Half an hour before the end of my shift, Fenwick came in. At least he wasn’t with Rob. Fenwick didn’t order coffee, just sat down at a table and watched me until Jolene showed up late for her shift. The scene at the dojo still burned, and being in the company of people who saw my humiliation would not help. Screw Fenwick. Screw everyone.
Fenwick sat unmoving and watched me quietly, waiting.
No, I couldn’t blow him off, not with all we’d been through. He’d always been there for me, ready with a hug or a kind word when I was feeling down. Maybe Fenwick’s company would make me feel better.
I tossed my apron on its hook and approached his table, putting my hands on my hips. “Hey, if you’re not going to buy coffee, I think you should be leaving now.” My voice cracked, but I forced a smile.
“I was going to leave soon, but I’m hoping to have company when I do.”
“Are you trying to pick up girls in cafes?”
Fenwick grinned. “W
hy, yes, I’d love to go out.” He followed me out the door and to my van. “Let me drive, okay?”
I nodded and handed him the keys.
After we got in the van he said, “Kishimoto-sensei was worried about you. He asked me to make sure you were okay.”
“It’s just a broken heart.” Nothing but an emotional aneurysm. Nothing I wouldn’t recover from in thirty years or so.
“I know it hurts, Kit.” Fenwick put his hand on my shoulder.
I folded my arms and pulled away from his touch. “I don’t want to talk about it right now.”
“Okay.” He reached forward to turn on the radio, letting the static-y a.m. carve away at the silence until it grew comfortable again.
When I could trust my voice to speak normally, I cleared my throat. “So, where are we going?”
“Dinner.”
The little bistro Fenwick took me to was the kind of place where tablecloths in coordinating colors bedecked tiny tables, the kind where an appetizer cost more than two combo meals at a fast food joint.
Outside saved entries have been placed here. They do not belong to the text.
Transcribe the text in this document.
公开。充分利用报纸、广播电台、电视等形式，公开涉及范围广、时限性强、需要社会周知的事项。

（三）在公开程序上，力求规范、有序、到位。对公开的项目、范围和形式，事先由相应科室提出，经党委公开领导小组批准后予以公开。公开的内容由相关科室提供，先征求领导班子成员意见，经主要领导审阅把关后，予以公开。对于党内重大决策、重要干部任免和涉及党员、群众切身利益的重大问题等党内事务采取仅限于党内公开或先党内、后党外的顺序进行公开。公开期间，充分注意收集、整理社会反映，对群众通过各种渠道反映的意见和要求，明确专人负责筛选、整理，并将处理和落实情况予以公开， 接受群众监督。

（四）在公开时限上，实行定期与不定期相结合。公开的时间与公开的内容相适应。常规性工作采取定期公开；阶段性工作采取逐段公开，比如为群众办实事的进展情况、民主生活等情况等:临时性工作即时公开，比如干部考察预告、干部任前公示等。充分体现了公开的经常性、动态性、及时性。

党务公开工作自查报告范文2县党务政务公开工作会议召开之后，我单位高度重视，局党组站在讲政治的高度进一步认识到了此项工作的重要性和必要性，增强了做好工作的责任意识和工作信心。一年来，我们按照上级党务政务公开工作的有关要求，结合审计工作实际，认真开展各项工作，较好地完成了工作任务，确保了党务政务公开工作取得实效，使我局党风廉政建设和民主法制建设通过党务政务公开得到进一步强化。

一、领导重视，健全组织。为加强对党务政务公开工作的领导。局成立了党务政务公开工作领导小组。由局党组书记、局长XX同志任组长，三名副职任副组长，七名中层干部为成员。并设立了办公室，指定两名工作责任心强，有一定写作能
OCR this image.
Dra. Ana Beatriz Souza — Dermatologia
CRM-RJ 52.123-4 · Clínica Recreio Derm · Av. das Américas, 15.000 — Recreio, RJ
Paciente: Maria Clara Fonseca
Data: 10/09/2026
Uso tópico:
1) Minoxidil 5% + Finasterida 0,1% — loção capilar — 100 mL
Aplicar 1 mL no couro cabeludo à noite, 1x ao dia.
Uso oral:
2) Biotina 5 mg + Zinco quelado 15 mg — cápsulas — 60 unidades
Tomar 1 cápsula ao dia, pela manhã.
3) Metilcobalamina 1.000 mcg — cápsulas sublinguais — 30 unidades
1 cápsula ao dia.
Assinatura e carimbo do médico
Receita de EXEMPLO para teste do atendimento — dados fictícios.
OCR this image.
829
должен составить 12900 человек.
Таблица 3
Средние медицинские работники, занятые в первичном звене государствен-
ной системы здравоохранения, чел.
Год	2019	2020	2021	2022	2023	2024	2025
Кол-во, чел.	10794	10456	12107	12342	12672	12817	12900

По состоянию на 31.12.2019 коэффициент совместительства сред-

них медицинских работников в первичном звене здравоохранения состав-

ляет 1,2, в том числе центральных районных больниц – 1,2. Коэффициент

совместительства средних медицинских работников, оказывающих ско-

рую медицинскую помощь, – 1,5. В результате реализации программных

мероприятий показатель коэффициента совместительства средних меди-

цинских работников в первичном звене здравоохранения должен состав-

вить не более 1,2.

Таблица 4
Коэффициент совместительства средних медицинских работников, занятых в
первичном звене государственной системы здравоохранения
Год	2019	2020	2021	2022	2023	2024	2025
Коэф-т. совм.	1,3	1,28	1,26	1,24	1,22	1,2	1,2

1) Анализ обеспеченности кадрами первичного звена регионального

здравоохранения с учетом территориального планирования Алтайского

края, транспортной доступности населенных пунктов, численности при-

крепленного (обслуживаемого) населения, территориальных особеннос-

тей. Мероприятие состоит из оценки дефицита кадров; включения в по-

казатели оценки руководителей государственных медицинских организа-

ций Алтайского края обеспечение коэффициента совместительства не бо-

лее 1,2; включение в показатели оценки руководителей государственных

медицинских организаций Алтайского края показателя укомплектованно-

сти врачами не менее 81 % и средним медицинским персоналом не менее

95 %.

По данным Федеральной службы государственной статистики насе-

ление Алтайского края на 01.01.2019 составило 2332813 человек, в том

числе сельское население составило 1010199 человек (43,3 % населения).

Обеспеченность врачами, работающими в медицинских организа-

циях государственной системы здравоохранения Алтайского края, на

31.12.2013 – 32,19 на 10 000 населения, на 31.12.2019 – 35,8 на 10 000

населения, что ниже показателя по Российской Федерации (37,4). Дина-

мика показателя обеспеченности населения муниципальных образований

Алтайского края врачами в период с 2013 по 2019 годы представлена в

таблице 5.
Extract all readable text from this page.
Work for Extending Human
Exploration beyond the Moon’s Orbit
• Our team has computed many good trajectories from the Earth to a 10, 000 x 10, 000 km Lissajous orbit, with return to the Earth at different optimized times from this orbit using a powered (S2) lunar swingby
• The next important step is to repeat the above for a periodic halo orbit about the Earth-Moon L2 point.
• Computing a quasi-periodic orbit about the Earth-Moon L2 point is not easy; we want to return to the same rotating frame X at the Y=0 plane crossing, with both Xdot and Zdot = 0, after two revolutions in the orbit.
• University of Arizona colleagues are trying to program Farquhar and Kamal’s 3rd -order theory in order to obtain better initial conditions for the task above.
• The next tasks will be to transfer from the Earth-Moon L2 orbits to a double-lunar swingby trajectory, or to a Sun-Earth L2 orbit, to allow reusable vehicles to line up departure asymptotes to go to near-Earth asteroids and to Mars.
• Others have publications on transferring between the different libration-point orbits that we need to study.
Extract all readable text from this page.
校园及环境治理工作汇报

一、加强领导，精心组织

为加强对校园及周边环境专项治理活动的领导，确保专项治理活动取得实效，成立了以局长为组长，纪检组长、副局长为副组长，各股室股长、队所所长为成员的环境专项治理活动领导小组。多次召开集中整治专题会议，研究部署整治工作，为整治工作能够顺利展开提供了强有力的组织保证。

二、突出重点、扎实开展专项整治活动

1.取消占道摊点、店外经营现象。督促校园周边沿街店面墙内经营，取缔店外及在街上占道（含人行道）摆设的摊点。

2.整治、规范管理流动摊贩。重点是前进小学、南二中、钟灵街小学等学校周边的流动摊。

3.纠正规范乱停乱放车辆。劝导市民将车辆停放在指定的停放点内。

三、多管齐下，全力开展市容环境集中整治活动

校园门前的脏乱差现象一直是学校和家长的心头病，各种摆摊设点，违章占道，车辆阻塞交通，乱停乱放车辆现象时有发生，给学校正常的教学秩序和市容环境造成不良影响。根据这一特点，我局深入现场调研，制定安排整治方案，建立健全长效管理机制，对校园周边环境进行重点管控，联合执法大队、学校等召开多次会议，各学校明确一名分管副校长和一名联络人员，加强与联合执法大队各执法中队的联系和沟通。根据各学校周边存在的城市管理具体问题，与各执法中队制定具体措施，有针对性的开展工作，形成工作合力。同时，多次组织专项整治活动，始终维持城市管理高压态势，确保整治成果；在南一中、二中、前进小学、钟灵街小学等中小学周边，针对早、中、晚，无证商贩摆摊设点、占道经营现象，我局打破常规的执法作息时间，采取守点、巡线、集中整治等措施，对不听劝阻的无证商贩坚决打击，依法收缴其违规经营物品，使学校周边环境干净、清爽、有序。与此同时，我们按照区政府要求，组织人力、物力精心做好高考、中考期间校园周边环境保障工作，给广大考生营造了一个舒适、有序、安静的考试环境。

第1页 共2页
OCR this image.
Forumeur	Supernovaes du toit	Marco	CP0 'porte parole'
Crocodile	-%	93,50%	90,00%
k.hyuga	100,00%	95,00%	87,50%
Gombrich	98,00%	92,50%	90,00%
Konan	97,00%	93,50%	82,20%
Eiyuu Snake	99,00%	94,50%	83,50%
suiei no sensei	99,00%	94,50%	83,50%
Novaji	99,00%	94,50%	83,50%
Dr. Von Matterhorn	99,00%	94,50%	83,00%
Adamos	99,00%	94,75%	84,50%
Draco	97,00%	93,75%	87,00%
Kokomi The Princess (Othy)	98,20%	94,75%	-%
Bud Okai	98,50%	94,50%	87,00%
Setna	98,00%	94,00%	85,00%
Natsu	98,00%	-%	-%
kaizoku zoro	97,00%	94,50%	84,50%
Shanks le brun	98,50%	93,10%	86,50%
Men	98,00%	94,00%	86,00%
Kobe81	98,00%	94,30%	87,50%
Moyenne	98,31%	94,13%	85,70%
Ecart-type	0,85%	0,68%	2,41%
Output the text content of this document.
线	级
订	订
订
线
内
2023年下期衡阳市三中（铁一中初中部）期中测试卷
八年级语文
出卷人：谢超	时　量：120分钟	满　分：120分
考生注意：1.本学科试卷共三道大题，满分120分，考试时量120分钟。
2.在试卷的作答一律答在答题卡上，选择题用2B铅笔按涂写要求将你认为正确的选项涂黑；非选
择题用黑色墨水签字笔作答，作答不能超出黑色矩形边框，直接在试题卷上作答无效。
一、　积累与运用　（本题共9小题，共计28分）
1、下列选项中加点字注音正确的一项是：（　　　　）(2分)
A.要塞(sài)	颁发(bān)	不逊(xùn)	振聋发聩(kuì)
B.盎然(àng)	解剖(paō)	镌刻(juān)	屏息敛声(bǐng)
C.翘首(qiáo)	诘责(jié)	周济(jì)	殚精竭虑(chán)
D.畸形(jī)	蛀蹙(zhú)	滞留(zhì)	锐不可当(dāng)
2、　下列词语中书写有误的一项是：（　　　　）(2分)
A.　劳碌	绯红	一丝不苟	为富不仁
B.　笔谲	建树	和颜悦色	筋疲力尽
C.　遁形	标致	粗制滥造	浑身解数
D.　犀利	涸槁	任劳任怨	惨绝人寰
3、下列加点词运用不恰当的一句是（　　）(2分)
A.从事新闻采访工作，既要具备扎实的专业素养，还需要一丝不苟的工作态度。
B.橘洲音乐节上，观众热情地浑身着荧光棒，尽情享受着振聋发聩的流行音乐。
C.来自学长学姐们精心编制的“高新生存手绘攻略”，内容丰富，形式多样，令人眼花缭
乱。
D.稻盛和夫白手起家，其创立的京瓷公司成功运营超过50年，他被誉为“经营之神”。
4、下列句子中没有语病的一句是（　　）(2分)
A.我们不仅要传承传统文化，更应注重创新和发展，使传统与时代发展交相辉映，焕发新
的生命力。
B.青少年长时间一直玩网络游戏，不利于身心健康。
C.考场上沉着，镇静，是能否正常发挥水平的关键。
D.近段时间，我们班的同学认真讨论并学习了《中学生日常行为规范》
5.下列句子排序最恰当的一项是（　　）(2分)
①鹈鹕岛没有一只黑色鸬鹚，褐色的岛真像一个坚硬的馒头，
The name was painted in script on a wooden sign out front, something Italian and unpronounceable. My feet slowed, unwilling to enter.
“You don’t like Italian food?” He opened the door for me.
“I’m not dressed very nicely.” All those women were wearing designer clothes. Couldn’t he smell the expensive perfume?
“Casual dress is fine.” He took my arm and pulled me along to the plush burgundy carpet of the lobby, where a tuxedoed host waited behind a wooden podium.
“I can’t, I—” Don’t have enough money with me.
“Let me buy you dinner for once. Rob treated you badly, I want to make it up to you.”
“You can’t help it that he’s a bonehead.”
“Well, then let this be our first real date.” He turned to the host. “Party of two, the name is Fenwick.”
He made a reservation? How sweet, he planned this? I smiled at him, determined to have a good time even if it killed me. I kept silent until safely hidden behind a menu, (not wanting to cry in the restaurant,) and steered the conversation away from Rob. “Silvara hired me for a big commission the other day.”